Welcome to the June 2018 edition of the Clinical Communiqué. In this edition, we present three cases of patients who died shortly after being assessed and discharged from an emergency department. In each case, an evolving abdominal problem was missed, and the symptoms were attributed to other, less critical causes. Fluctuating signs were misinterpreted, investigative abnormalities were not fully appreciated, and ultimately, diagnoses of life-threatening conditions were missed.

A common mantra in medicine is beware the diagnosis of constipation in the elderly patient with abdominal pain. As two of the cases in this edition highlight, a verse named ‘viral gastro’ could be added to that mantra – beware the diagnosis of viral gastroenteritis in patients with severe abdominal pain and high fevers.

In our December 2014 edition of the Clinical Communiqué, we presented three cases where the lessons to be learned related to clinical deterioration, and the failure to recognise or respond appropriately to early warning signs. There, we looked at heuristic thinking in clinical decision-making. In this edition, we revisit the challenges of clinical decision-making and remember that patients do not always present to hospital with ‘classic’ symptoms and signs for their conditions.

We are very pleased to present two new case summary authors, Dr Guy Sansom and Dr Suzanne Doherty, both emergency physicians, who know only too well the difficulties faced daily by clinicians working in busy emergency departments. Our expert commentary has been written by Dr Carmel Crock, an emergency department director, and the chair of the Australasian College for Emergency Medicine’s Quality subcommittee. Carmel has expertise in incident monitoring and patient safety, and is a founding member of the Society to Improve Diagnosis in Medicine in the USA. She also sits on the editorial board of the journal Diagnosis. Her compelling commentary explores the concept of cognitive bias and the debiasing strategies that can be employed to make the diagnostic process safer.
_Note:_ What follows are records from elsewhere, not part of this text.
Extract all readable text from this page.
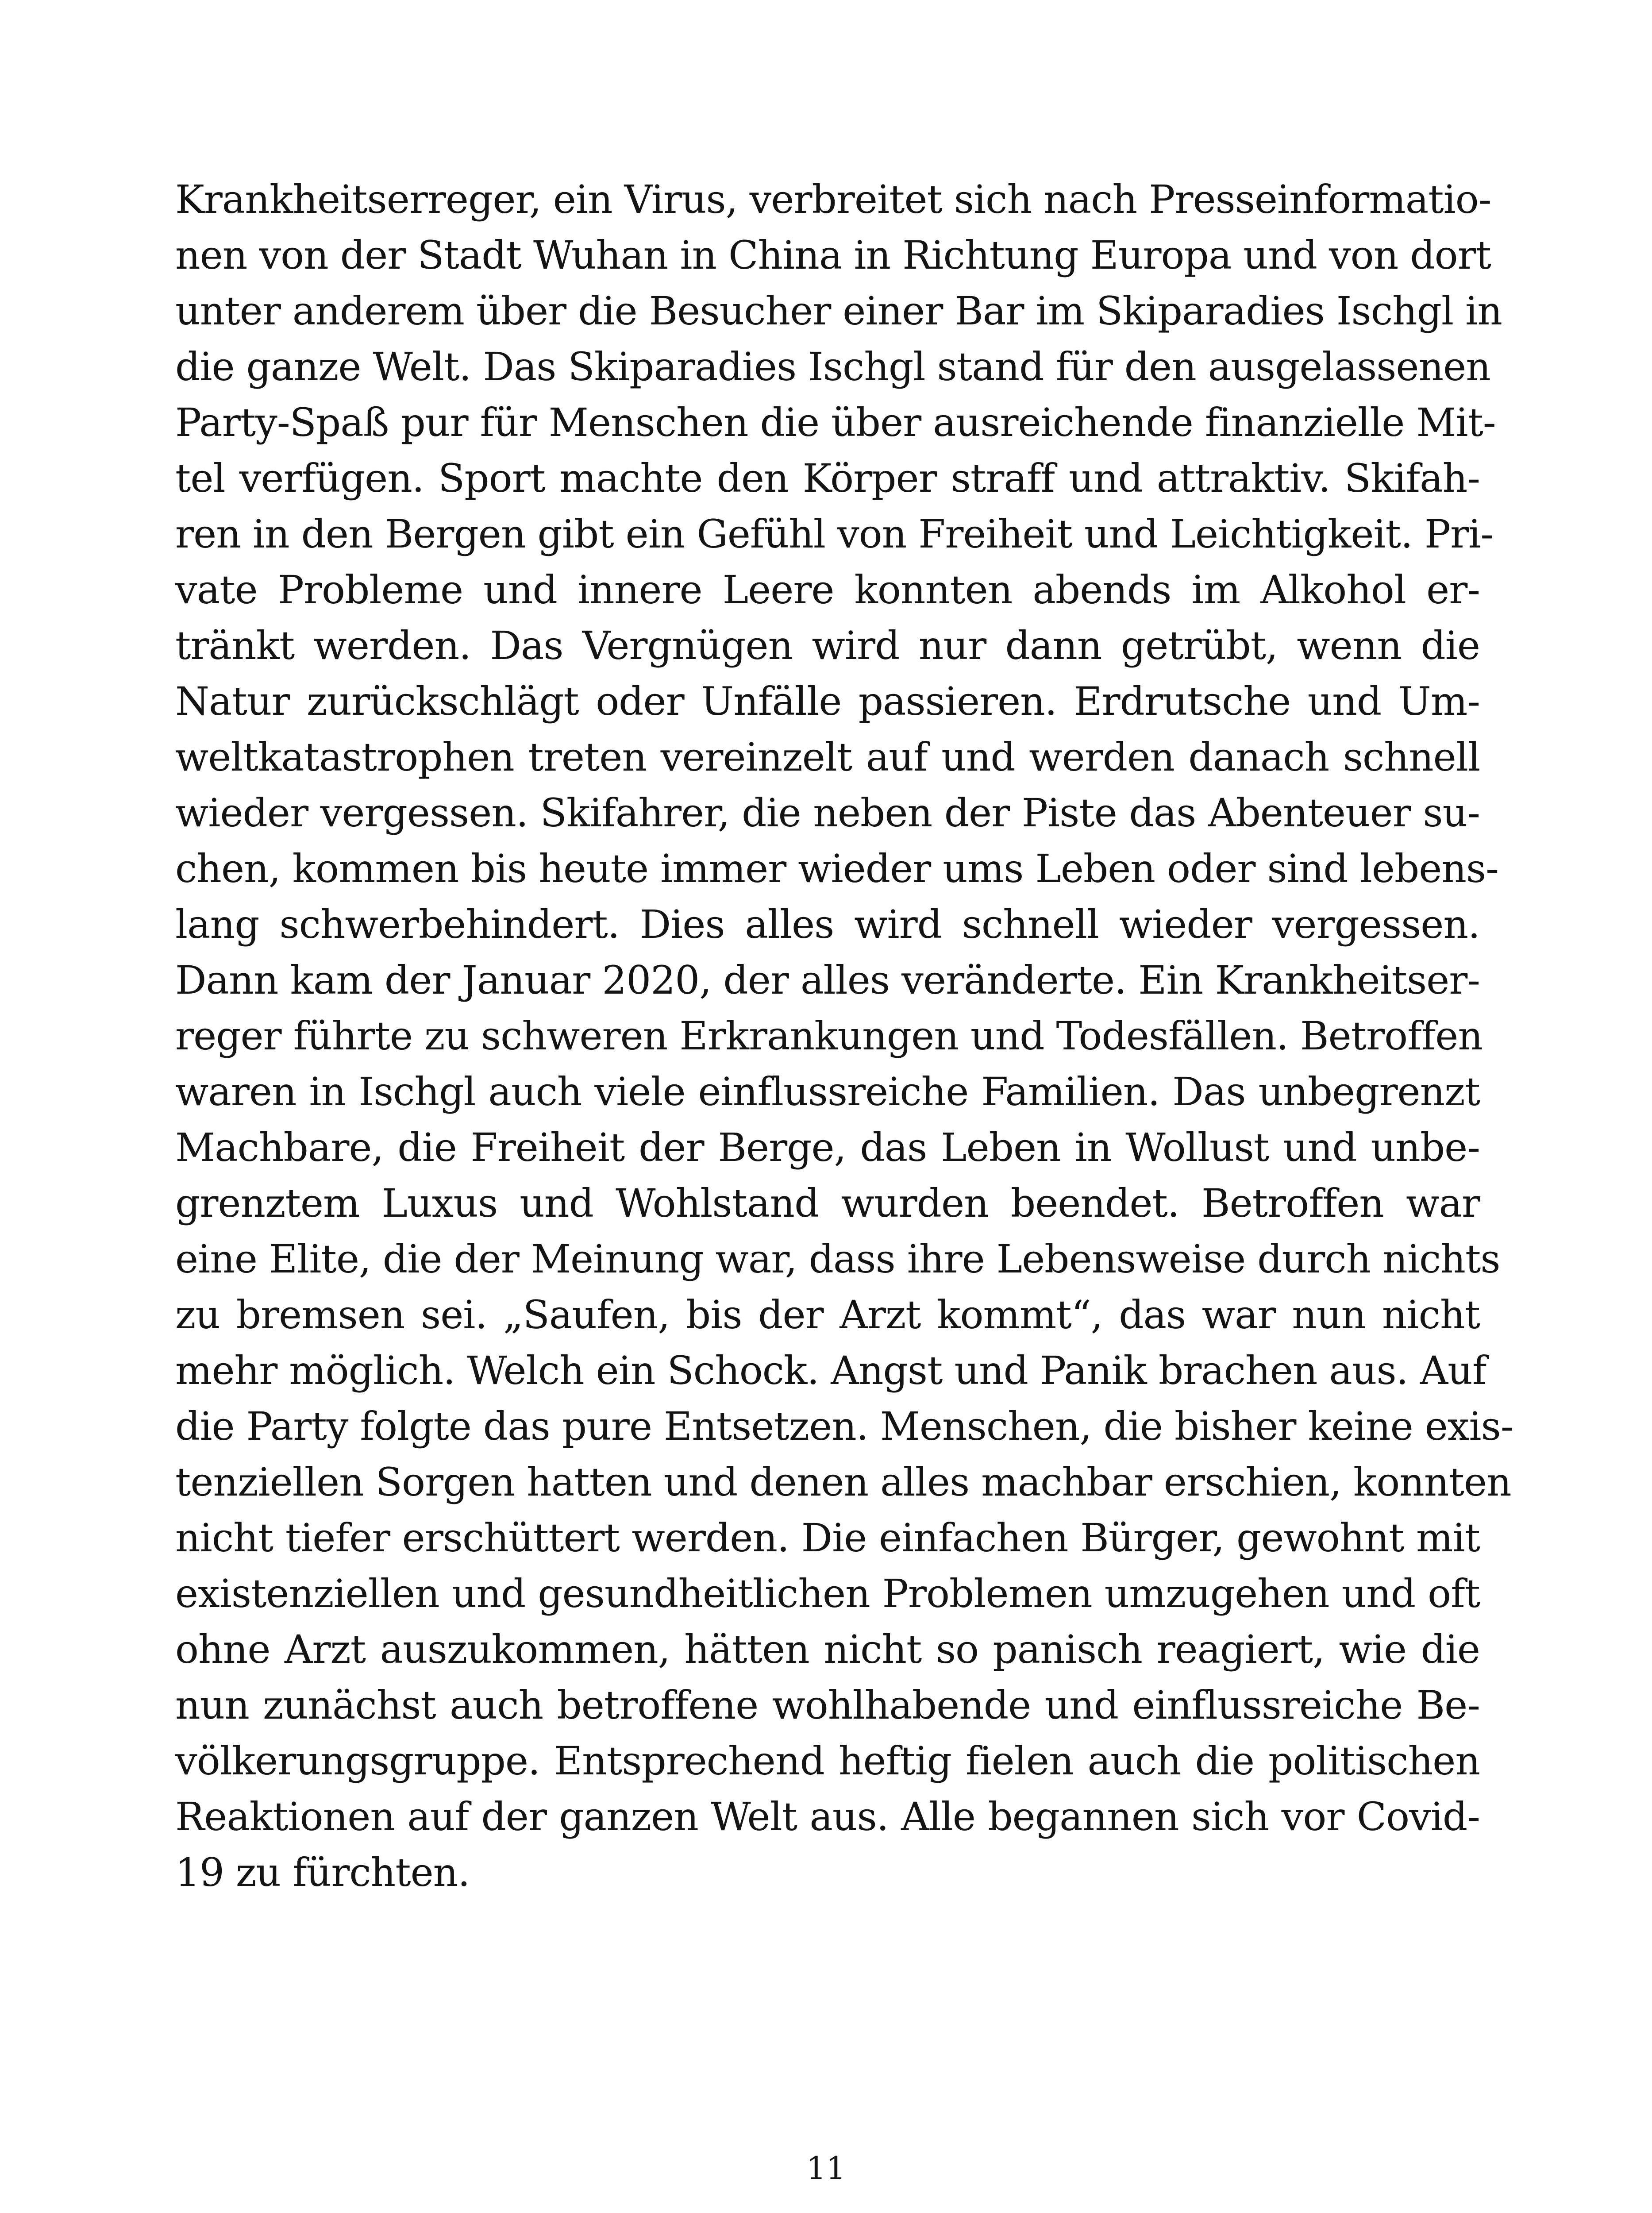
Krankheitserreger, ein Virus, verbreitet sich nach Presseinformatio-
nen von der Stadt Wuhan in China in Richtung Europa und von dort
unter anderem über die Besucher einer Bar im Skiparadies Ischgl in
die ganze Welt. Das Skiparadies Ischgl stand für den ausgelassenen
Party-Spaß pur für Menschen die über ausreichende finanzielle Mit-
tel verfügen. Sport machte den Körper straff und attraktiv. Skifah-
ren in den Bergen gibt ein Gefühl von Freiheit und Leichtigkeit. Pri-
vate Probleme und innere Leere konnten abends im Alkohol er-
tränkt werden. Das Vergnügen wird nur dann getrübt, wenn die
Natur zurückschlägt oder Unfälle passieren. Erdrutsche und Um-
weltkatastrophen treten vereinzelt auf und werden danach schnell
wieder vergessen. Skifahrer, die neben der Piste das Abenteuer su-
chen, kommen bis heute immer wieder ums Leben oder sind lebens-
lang schwerbehindert. Dies alles wird schnell wieder vergessen.
Dann kam der Januar 2020, der alles veränderte. Ein Krankheitser-
reger führte zu schweren Erkrankungen und Todesfällen. Betroffen
waren in Ischgl auch viele einflussreiche Familien. Das unbegrenzt
Machbare, die Freiheit der Berge, das Leben in Wollust und unbe-
grenztem Luxus und Wohlstand wurden beendet. Betroffen war
eine Elite, die der Meinung war, dass ihre Lebensweise durch nichts
zu bremsen sei. „Saufen, bis der Arzt kommt“, das war nun nicht
mehr möglich. Welch ein Schock. Angst und Panik brachen aus. Auf
die Party folgte das pure Entsetzen. Menschen, die bisher keine exis-
tenziellen Sorgen hatten und denen alles machbar erschien, konnten
nicht tiefer erschüttert werden. Die einfachen Bürger, gewohnt mit
existenziellen und gesundheitlichen Problemen umzugehen und oft
ohne Arzt auszukommen, hätten nicht so panisch reagiert, wie die
nun zunächst auch betroffene wohlhabende und einflussreiche Be-
völkerungsgruppe. Entsprechend heftig fielen auch die politischen
Reaktionen auf der ganzen Welt aus. Alle begannen sich vor Covid-
19 zu fürchten.
11
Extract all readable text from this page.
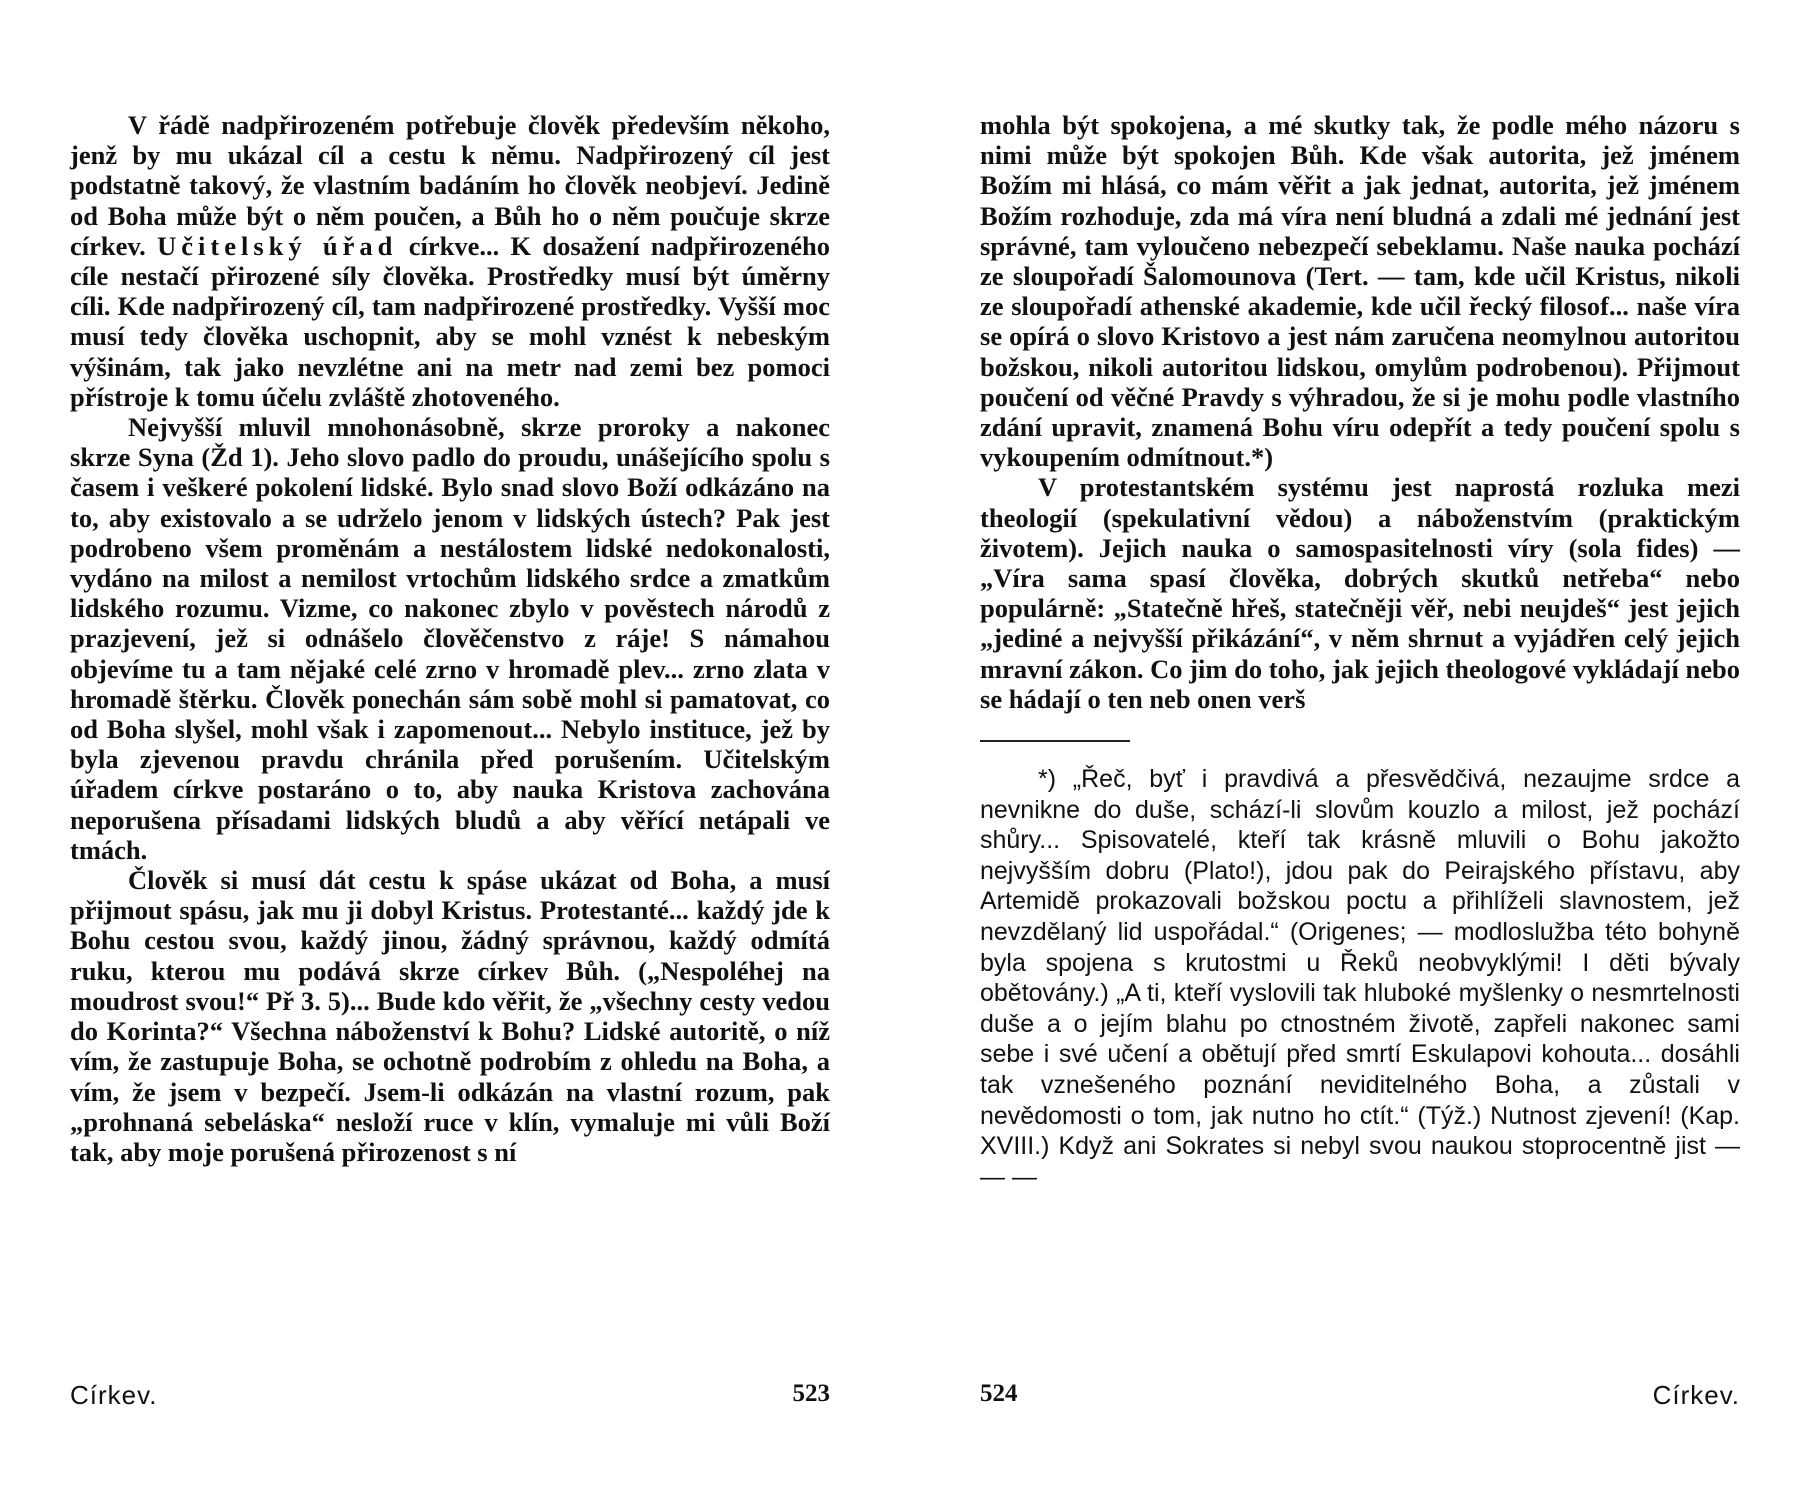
V řádě nadpřirozeném potřebuje člověk především někoho, jenž by mu ukázal cíl a cestu k němu. Nadpřirozený cíl jest podstatně takový, že vlastním badáním ho člověk neobjeví. Jedině od Boha může být o něm poučen, a Bůh ho o něm poučuje skrze církev. Učitelský úřad církve... K dosažení nadpřirozeného cíle nestačí přirozené síly člověka. Prostředky musí být úměrny cíli. Kde nadpřirozený cíl, tam nadpřirozené prostředky. Vyšší moc musí tedy člověka uschopnit, aby se mohl vznést k nebeským výšinám, tak jako nevzlétne ani na metr nad zemi bez pomoci přístroje k tomu účelu zvláště zhotoveného.

Nejvyšší mluvil mnohonásobně, skrze proroky a nakonec skrze Syna (Žd 1). Jeho slovo padlo do proudu, unášejícího spolu s časem i veškeré pokolení lidské. Bylo snad slovo Boží odkázáno na to, aby existovalo a se udrželo jenom v lidských ústech? Pak jest podrobeno všem proměnám a nestálostem lidské nedokonalosti, vydáno na milost a nemilost vrtochům lidského srdce a zmatkům lidského rozumu. Vizme, co nakonec zbylo v pověstech národů z prazjevení, jež si odnášelo člověčenstvo z ráje! S námahou objevíme tu a tam nějaké celé zrno v hromadě plev... zrno zlata v hromadě štěrku. Člověk ponechán sám sobě mohl si pamatovat, co od Boha slyšel, mohl však i zapomenout... Nebylo instituce, jež by byla zjevenou pravdu chránila před porušením. Učitelským úřadem církve postaráno o to, aby nauka Kristova zachována neporušena přísadami lidských bludů a aby věřící netápali ve tmách.

Člověk si musí dát cestu k spáse ukázat od Boha, a musí přijmout spásu, jak mu ji dobyl Kristus. Protestanté... každý jde k Bohu cestou svou, každý jinou, žádný správnou, každý odmítá ruku, kterou mu podává skrze církev Bůh. („Nespoléhej na moudrost svou!“ Př 3. 5)... Bude kdo věřit, že „všechny cesty vedou do Korinta?“ Všechna náboženství k Bohu? Lidské autoritě, o níž vím, že zastupuje Boha, se ochotně podrobím z ohledu na Boha, a vím, že jsem v bezpečí. Jsem-li odkázán na vlastní rozum, pak „prohnaná sebeláska“ nesloží ruce v klín, vymaluje mi vůli Boží tak, aby moje porušená přirozenost s ní

mohla být spokojena, a mé skutky tak, že podle mého názoru s nimi může být spokojen Bůh. Kde však autorita, jež jménem Božím mi hlásá, co mám věřit a jak jednat, autorita, jež jménem Božím rozhoduje, zda má víra není bludná a zdali mé jednání jest správné, tam vyloučeno nebezpečí sebeklamu. Naše nauka pochází ze sloupořadí Šalomounova (Tert. — tam, kde učil Kristus, nikoli ze sloupořadí athenské akademie, kde učil řecký filosof... naše víra se opírá o slovo Kristovo a jest nám zaručena neomylnou autoritou božskou, nikoli autoritou lidskou, omylům podrobenou). Přijmout poučení od věčné Pravdy s výhradou, že si je mohu podle vlastního zdání upravit, znamená Bohu víru odepřít a tedy poučení spolu s vykoupením odmítnout.*)

V protestantském systému jest naprostá rozluka mezi theologií (spekulativní vědou) a náboženstvím (praktickým životem). Jejich nauka o samospasitelnosti víry (sola fides) — „Víra sama spasí člověka, dobrých skutků netřeba“ nebo populárně: „Statečně hřeš, statečněji věř, nebi neujdeš“ jest jejich „jediné a nejvyšší přikázání“, v něm shrnut a vyjádřen celý jejich mravní zákon. Co jim do toho, jak jejich theologové vykládají nebo se hádají o ten neb onen verš

*) „Řeč, byť i pravdivá a přesvědčivá, nezaujme srdce a nevnikne do duše, schází-li slovům kouzlo a milost, jež pochází shůry... Spisovatelé, kteří tak krásně mluvili o Bohu jakožto nejvyšším dobru (Plato!), jdou pak do Peirajského přístavu, aby Artemidě prokazovali božskou poctu a přihlíželi slavnostem, jež nevzdělaný lid uspořádal.“ (Origenes; — modloslužba této bohyně byla spojena s krutostmi u Řeků neobvyklými! I děti bývaly obětovány.) „A ti, kteří vyslovili tak hluboké myšlenky o nesmrtelnosti duše a o jejím blahu po ctnostném životě, zapřeli nakonec sami sebe i své učení a obětují před smrtí Eskulapovi kohouta... dosáhli tak vznešeného poznání neviditelného Boha, a zůstali v nevědomosti o tom, jak nutno ho ctít.“ (Týž.) Nutnost zjevení! (Kap. XVIII.) Když ani Sokrates si nebyl svou naukou stoprocentně jist — — —

Církev.	523	524	Církev.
Her recommended resources should be added to every clinician’s reading list to gain an armoury of skills for mitigating diagnostic errors, and gaining a deeper understanding into our work performance.

Another key message from the cases presented in this edition is the importance of incorporating clinical governance systems into hospital processes and patient care. The coroners looked at the environment in which the missed diagnoses occurred, and made recommendations that targeted the systems within which the emergency staff worked. The focus should not be on ‘how do we make sure that an individual does not make that error again’, rather, on ‘how do we all improve and benefit?’

Finally, it is important to remember that while we all need good systems around us to improve patient safety, we cannot be complacent about our individual clinical practice. Humans make errors and systems fail, so we each need internal safeguards in place to prevent adverse events from occurring. We must look within ourselves and strive each day to challenge the veracity and content of our differentials. Reflecting on our cognitive biases and the systems constraints that might have influenced our decision-making, will allow us to be better clinicians for our patients.